2019 Outstanding Mentor Award Recipient
This award is presented to an individual who has excelled as a mentor and who have supported and contributed to their mentees’ or proteges’ ongoing development.
Ayodeji Jeje, P.Eng., PhD
Dr. Ayodeji Jeje, P.Eng., has been teaching chemical and petroleum engineering at the university level for 44 years. During that time, he’s mentored hundreds of students, cultivating in them a strong sense of initiative, an ability to find new approaches to problems, and an understanding of the great responsibility they will have as professional engineers. He has also mentored many junior academic colleagues on the art of teaching—guiding them along the same successful path he’s taken. Current and former mentees point to his compassion and ability to connect on a personal level as two of his most powerful qualities.
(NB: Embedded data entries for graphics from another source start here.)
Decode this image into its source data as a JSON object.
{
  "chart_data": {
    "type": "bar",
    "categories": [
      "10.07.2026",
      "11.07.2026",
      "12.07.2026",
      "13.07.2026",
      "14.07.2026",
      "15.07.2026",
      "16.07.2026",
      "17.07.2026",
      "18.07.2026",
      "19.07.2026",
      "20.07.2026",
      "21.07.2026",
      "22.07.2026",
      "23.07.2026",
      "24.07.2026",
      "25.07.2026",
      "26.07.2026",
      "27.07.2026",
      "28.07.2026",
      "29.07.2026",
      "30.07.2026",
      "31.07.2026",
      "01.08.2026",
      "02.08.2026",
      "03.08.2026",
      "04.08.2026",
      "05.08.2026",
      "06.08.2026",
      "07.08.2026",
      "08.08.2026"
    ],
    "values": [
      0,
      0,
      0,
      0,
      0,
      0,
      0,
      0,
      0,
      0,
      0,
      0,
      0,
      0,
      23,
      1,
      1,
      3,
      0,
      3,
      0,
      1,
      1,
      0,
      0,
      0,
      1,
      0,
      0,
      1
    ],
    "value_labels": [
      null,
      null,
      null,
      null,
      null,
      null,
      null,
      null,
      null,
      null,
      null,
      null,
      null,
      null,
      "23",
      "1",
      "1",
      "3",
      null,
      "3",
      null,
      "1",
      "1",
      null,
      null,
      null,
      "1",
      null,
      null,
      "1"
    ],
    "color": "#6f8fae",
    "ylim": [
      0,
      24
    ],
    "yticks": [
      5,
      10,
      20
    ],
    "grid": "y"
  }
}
Dr. Jeje demonstrated that kindness in a large way in 2016, when an engineering student at the University of Calgary was involved in a devastating car accident. She had only four courses left but a long and complex recovery ahead, and Dr. Jeje knew she would need to complete her degree in an unconventional way. Though not assigned as her formal mentor, he offered his assistance, visiting her in the hospital to strategize a plan of action. He brainstormed with her professors on ways she could complete classes between surgeries and write exams from her hospital bed. When one of her courses required her to be in the classroom, he joined forces with another professor to create a new, more accessible class that provided the same education. Thanks in large part to Dr. Jeje’s unwavering encouragement and support, the student crossed the stage in 2018 to receive her degree.
The sign of a great mentor is being able to guide and inspire without being asked. Throughout his career, Dr. Jeje has done just that. He has influenced the lives and careers of many in and outside the classroom, moulding the professional engineers of tomorrow with a steady hand and a gentle touch.